It’s not necessarily that none of them care about Kinahan’s incursion into boxing (although many plainly don’t, morally or otherwise). It’s more the case that most are intimately familiar with the sport’s mechanics: they know that it’ll run on contaminated fuel, that there’s nobody at the wheel, and that the brakes were cut years ago.

All of which leaves us with the final stakeholder outside of the ring, and the only collaborator that undoubtedly can be swayed by external pressure: the broadcasters.

This is where Kinahan has conceivably slipped up in removing any shred of ambiguity from his involvement in the sport at the top level.

Broadcasters like Sky Sports and BT Sport will likely face questions on a parliamentary level in both Ireland and the UK for so long as he’s deemed to have pulled up a seat to the negotiation table for fights scheduled to air on their platforms.

This is not the means by which these companies wish to reach us in our living rooms. For as long as those questions persist, they will be at least a significant inconvenience on a multi-departmental front.

This has a trickle-down effect, too: bad publicity absolutely exists in this context and would unequivocally lead to customer complaints and the loss of subscriptions.

And boxing is not an indispensable component of Sky’s or BT’s TV offerings; really, nothing outside of top-level club football is. These companies’ sports budgets are perpetually shrinking, boxing events are extremely expensive to produce and, Box Office pay-per-view cards notwithstanding, the sport doesn’t make back enough buck for its bang in order for it to be considered an untouchable staple.

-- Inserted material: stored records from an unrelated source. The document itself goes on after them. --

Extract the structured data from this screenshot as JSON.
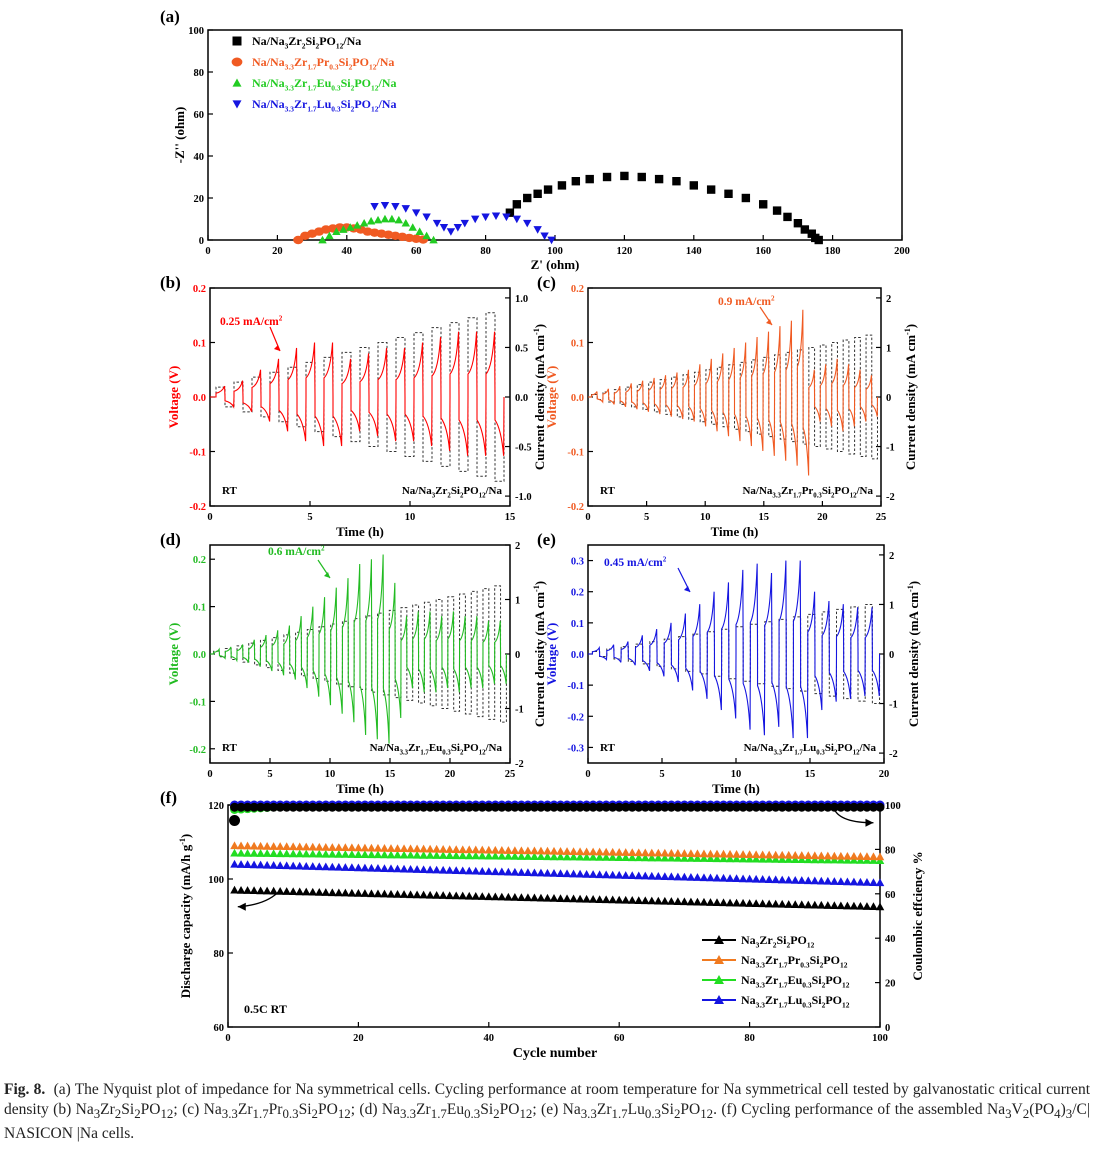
{
  "figure_label": "Fig. 8.",
  "caption_html": "(a) The Nyquist plot of impedance for Na symmetrical cells. Cycling performance at room temperature for Na symmetrical cell tested by galvanostatic critical current density (b) Na<sub>3</sub>Zr<sub>2</sub>Si<sub>2</sub>PO<sub>12</sub>; (c) Na<sub>3.3</sub>Zr<sub>1.7</sub>Pr<sub>0.3</sub>Si<sub>2</sub>PO<sub>12</sub>; (d) Na<sub>3.3</sub>Zr<sub>1.7</sub>Eu<sub>0.3</sub>Si<sub>2</sub>PO<sub>12</sub>; (e) Na<sub>3.3</sub>Zr<sub>1.7</sub>Lu<sub>0.3</sub>Si<sub>2</sub>PO<sub>12</sub>. (f) Cycling performance of the assembled Na<sub>3</sub>V<sub>2</sub>(PO<sub>4</sub>)<sub>3</sub>/C| NASICON |Na cells.",
  "chart_data": [
    {
      "panel": "(a)",
      "type": "scatter",
      "xlabel": "Z' (ohm)",
      "ylabel": "-Z'' (ohm)",
      "xlim": [
        0,
        200
      ],
      "ylim": [
        0,
        100
      ],
      "xticks": [
        0,
        20,
        40,
        60,
        80,
        100,
        120,
        140,
        160,
        180,
        200
      ],
      "yticks": [
        0,
        20,
        40,
        60,
        80,
        100
      ],
      "legend_position": "top-left",
      "series": [
        {
          "name": "Na/Na<sub>3</sub>Zr<sub>2</sub>Si<sub>2</sub>PO<sub>12</sub>/Na",
          "marker": "square",
          "color": "#000000",
          "x": [
            87,
            89,
            92,
            95,
            98,
            102,
            106,
            110,
            115,
            120,
            125,
            130,
            135,
            140,
            145,
            150,
            155,
            160,
            164,
            167,
            170,
            172,
            174,
            175,
            176
          ],
          "y": [
            13,
            17,
            20,
            22,
            24,
            26,
            28,
            29,
            30,
            30.5,
            30,
            29,
            28,
            26,
            24,
            22,
            20,
            17,
            14,
            11,
            8,
            5,
            3,
            1,
            0
          ]
        },
        {
          "name": "Na/Na<sub>3.3</sub>Zr<sub>1.7</sub>Pr<sub>0.3</sub>Si<sub>2</sub>PO<sub>12</sub>/Na",
          "marker": "circle",
          "color": "#f05a22",
          "x": [
            26,
            28,
            30,
            32,
            34,
            36,
            38,
            40,
            42,
            44,
            46,
            48,
            50,
            52,
            54,
            56,
            58,
            60,
            62
          ],
          "y": [
            0,
            2,
            3,
            4,
            5,
            5.5,
            6,
            6,
            5.5,
            5,
            4,
            3.5,
            3,
            2.5,
            2,
            1.5,
            1,
            0.6,
            0.2
          ]
        },
        {
          "name": "Na/Na<sub>3.3</sub>Zr<sub>1.7</sub>Eu<sub>0.3</sub>Si<sub>2</sub>PO<sub>12</sub>/Na",
          "marker": "triangle-up",
          "color": "#22cc22",
          "x": [
            33,
            35,
            37,
            39,
            41,
            43,
            45,
            47,
            49,
            51,
            53,
            55,
            57,
            59,
            61,
            63,
            65
          ],
          "y": [
            0,
            2,
            4,
            5,
            6,
            7,
            8,
            9,
            9.5,
            10,
            10,
            9.5,
            8,
            6,
            4,
            2,
            0
          ]
        },
        {
          "name": "Na/Na<sub>3.3</sub>Zr<sub>1.7</sub>Lu<sub>0.3</sub>Si<sub>2</sub>PO<sub>12</sub>/Na",
          "marker": "triangle-down",
          "color": "#1515e0",
          "x": [
            48,
            51,
            54,
            57,
            60,
            63,
            66,
            68,
            70,
            72,
            74,
            77,
            80,
            83,
            86,
            89,
            92,
            95,
            97,
            99
          ],
          "y": [
            16,
            16.5,
            16,
            15,
            13,
            11,
            8,
            6,
            4,
            6,
            8,
            10,
            11,
            11.5,
            11,
            10,
            8,
            5,
            2,
            0
          ]
        }
      ]
    },
    {
      "panel": "(b)",
      "type": "line",
      "xlabel": "Time (h)",
      "ylabel": "Voltage (V)",
      "y2label": "Current density (mA cm<sup>-1</sup>)",
      "xlim": [
        0,
        15
      ],
      "ylim": [
        -0.2,
        0.2
      ],
      "y2lim": [
        -1.1,
        1.1
      ],
      "xticks": [
        0,
        5,
        10,
        15
      ],
      "yticks": [
        -0.2,
        -0.1,
        0.0,
        0.1,
        0.2
      ],
      "y2ticks": [
        -1.0,
        -0.5,
        0.0,
        0.5,
        1.0
      ],
      "annotation": "0.25 mA/cm<sup>2</sup>",
      "corner_label": "RT",
      "cell_label": "Na/Na<sub>3</sub>Zr<sub>2</sub>Si<sub>2</sub>PO<sub>12</sub>/Na",
      "voltage_color": "#ff0000",
      "voltage_peaks": [
        0.02,
        0.03,
        0.05,
        0.07,
        0.09,
        0.1,
        0.1,
        0.07,
        0.08,
        0.09,
        0.09,
        0.1,
        0.11,
        0.12,
        0.12,
        0.12
      ],
      "current_peaks": [
        0.1,
        0.15,
        0.2,
        0.25,
        0.3,
        0.35,
        0.4,
        0.45,
        0.5,
        0.55,
        0.6,
        0.65,
        0.7,
        0.75,
        0.8,
        0.85
      ]
    },
    {
      "panel": "(c)",
      "type": "line",
      "xlabel": "Time (h)",
      "ylabel": "Voltage (V)",
      "y2label": "Current density (mA cm<sup>-1</sup>)",
      "xlim": [
        0,
        25
      ],
      "ylim": [
        -0.2,
        0.2
      ],
      "y2lim": [
        -2.2,
        2.2
      ],
      "xticks": [
        0,
        5,
        10,
        15,
        20,
        25
      ],
      "yticks": [
        -0.2,
        -0.1,
        0.0,
        0.1,
        0.2
      ],
      "y2ticks": [
        -2,
        -1,
        0,
        1,
        2
      ],
      "annotation": "0.9 mA/cm<sup>2</sup>",
      "corner_label": "RT",
      "cell_label": "Na/Na<sub>3.3</sub>Zr<sub>1.7</sub>Pr<sub>0.3</sub>Si<sub>2</sub>PO<sub>12</sub>/Na",
      "voltage_color": "#f05a22",
      "voltage_peaks": [
        0.01,
        0.015,
        0.02,
        0.025,
        0.03,
        0.035,
        0.04,
        0.045,
        0.05,
        0.06,
        0.07,
        0.08,
        0.09,
        0.1,
        0.11,
        0.12,
        0.13,
        0.14,
        0.16,
        0.05,
        0.06,
        0.07,
        0.06,
        0.05,
        0.04
      ],
      "current_peaks": [
        0.05,
        0.1,
        0.15,
        0.2,
        0.25,
        0.3,
        0.35,
        0.4,
        0.45,
        0.5,
        0.55,
        0.6,
        0.65,
        0.7,
        0.75,
        0.8,
        0.85,
        0.9,
        0.95,
        1.0,
        1.05,
        1.1,
        1.15,
        1.2,
        1.25
      ]
    },
    {
      "panel": "(d)",
      "type": "line",
      "xlabel": "Time (h)",
      "ylabel": "Voltage (V)",
      "y2label": "Current density (mA cm<sup>-1</sup>)",
      "xlim": [
        0,
        25
      ],
      "ylim": [
        -0.23,
        0.23
      ],
      "y2lim": [
        -2,
        2
      ],
      "xticks": [
        0,
        5,
        10,
        15,
        20,
        25
      ],
      "yticks": [
        -0.2,
        -0.1,
        0.0,
        0.1,
        0.2
      ],
      "y2ticks": [
        -2,
        -1,
        0,
        1,
        2
      ],
      "annotation": "0.6 mA/cm<sup>2</sup>",
      "corner_label": "RT",
      "cell_label": "Na/Na<sub>3.3</sub>Zr<sub>1.7</sub>Eu<sub>0.3</sub>Si<sub>2</sub>PO<sub>12</sub>/Na",
      "voltage_color": "#22bb22",
      "voltage_peaks": [
        0.01,
        0.015,
        0.02,
        0.03,
        0.04,
        0.05,
        0.06,
        0.08,
        0.1,
        0.12,
        0.14,
        0.16,
        0.19,
        0.2,
        0.21,
        0.15,
        0.08,
        0.09,
        0.09,
        0.08,
        0.09,
        0.08,
        0.08,
        0.07,
        0.07
      ],
      "current_peaks": [
        0.05,
        0.1,
        0.15,
        0.2,
        0.25,
        0.3,
        0.35,
        0.4,
        0.45,
        0.5,
        0.55,
        0.6,
        0.65,
        0.7,
        0.75,
        0.8,
        0.85,
        0.9,
        0.95,
        1.0,
        1.05,
        1.1,
        1.15,
        1.2,
        1.25
      ]
    },
    {
      "panel": "(e)",
      "type": "line",
      "xlabel": "Time (h)",
      "ylabel": "Voltage (V)",
      "y2label": "Current density (mA cm<sup>-1</sup>)",
      "xlim": [
        0,
        20
      ],
      "ylim": [
        -0.35,
        0.35
      ],
      "y2lim": [
        -2.2,
        2.2
      ],
      "xticks": [
        0,
        5,
        10,
        15,
        20
      ],
      "yticks": [
        -0.3,
        -0.2,
        -0.1,
        0.0,
        0.1,
        0.2,
        0.3
      ],
      "y2ticks": [
        -2,
        -1,
        0,
        1,
        2
      ],
      "annotation": "0.45 mA/cm<sup>2</sup>",
      "corner_label": "RT",
      "cell_label": "Na/Na<sub>3.3</sub>Zr<sub>1.7</sub>Lu<sub>0.3</sub>Si<sub>2</sub>PO<sub>12</sub>/Na",
      "voltage_color": "#1515e0",
      "voltage_peaks": [
        0.02,
        0.03,
        0.04,
        0.06,
        0.08,
        0.1,
        0.13,
        0.16,
        0.2,
        0.23,
        0.27,
        0.29,
        0.26,
        0.3,
        0.3,
        0.2,
        0.17,
        0.16,
        0.15,
        0.15
      ],
      "current_peaks": [
        0.05,
        0.1,
        0.15,
        0.2,
        0.25,
        0.3,
        0.35,
        0.4,
        0.45,
        0.5,
        0.55,
        0.6,
        0.65,
        0.7,
        0.75,
        0.8,
        0.85,
        0.9,
        0.95,
        1.0
      ]
    },
    {
      "panel": "(f)",
      "type": "scatter",
      "xlabel": "Cycle number",
      "ylabel": "Discharge capacity (mA/h g<sup>-1</sup>)",
      "y2label": "Coulombic effciency %",
      "xlim": [
        0,
        100
      ],
      "ylim": [
        60,
        120
      ],
      "y2lim": [
        0,
        100
      ],
      "xticks": [
        0,
        20,
        40,
        60,
        80,
        100
      ],
      "yticks": [
        60,
        80,
        100,
        120
      ],
      "y2ticks": [
        0,
        20,
        40,
        60,
        80,
        100
      ],
      "corner_label": "0.5C  RT",
      "legend_position": "bottom-right",
      "series": [
        {
          "name": "Na<sub>3</sub>Zr<sub>2</sub>Si<sub>2</sub>PO<sub>12</sub>",
          "color": "#000000",
          "capacity_start": 97,
          "capacity_end": 92.5,
          "efficiency_start": 99,
          "efficiency_end": 99
        },
        {
          "name": "Na<sub>3.3</sub>Zr<sub>1.7</sub>Pr<sub>0.3</sub>Si<sub>2</sub>PO<sub>12</sub>",
          "color": "#f07a20",
          "capacity_start": 109,
          "capacity_end": 106,
          "efficiency_start": 99.5,
          "efficiency_end": 99.5
        },
        {
          "name": "Na<sub>3.3</sub>Zr<sub>1.7</sub>Eu<sub>0.3</sub>Si<sub>2</sub>PO<sub>12</sub>",
          "color": "#22dd22",
          "capacity_start": 107,
          "capacity_end": 105,
          "efficiency_start": 98,
          "efficiency_end": 99.8
        },
        {
          "name": "Na<sub>3.3</sub>Zr<sub>1.7</sub>Lu<sub>0.3</sub>Si<sub>2</sub>PO<sub>12</sub>",
          "color": "#1515e0",
          "capacity_start": 104,
          "capacity_end": 99,
          "efficiency_start": 100,
          "efficiency_end": 100
        }
      ]
    }
  ]
}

Boxing has in recent times become less valuable to Sky in particular, with Eddie Hearn moving his Matchroom USA cards exclusively onto DAZN, his Stateside broadcasting partner. Matchroom’s remaining UK deal with Sky expires this July and with the deeper-pocketed DAZN set to pursue that contract aggressively in a bid to bolster their global streaming package, a full parting of ways between Hearn and Sky is hardly inconceivable.

MTK, whose Golden Contract tournaments have been broadcast on Sky the odd week, would ordinarily be in pole position to at least partly deputise if Matchroom were to leave behind a weekend void.

As they continue their own attempted takeover of boxing as a de-facto promotional outfit, MTK have begun to more openly flaunt their financial reserves, putting up six-figure purse bids for significant fights. At a time during which even their established promotional contemporaries are feeling the pinch, the origin of their ‘pot’ of cash, as was described in the Panorama documentary, remains open to interpretation.

But regardless, Sky would almost certainly face intense external scrutiny if they were to formalise ties with a company inextricably linked to Kinahan. Whether or not they could reject it as blindly as his cult following is another question.

In any case, if you’re reliant on billion-euro corporations to take a moral stand for the greater good, something has gone dreadfully arseways somewhere. In boxing, that’s been the case for decades, but the past is not a valid excuse for the present.

The saga remains as depressing as it is ugly, and so too does the prospect of a future filled with further waves of The Dandemic.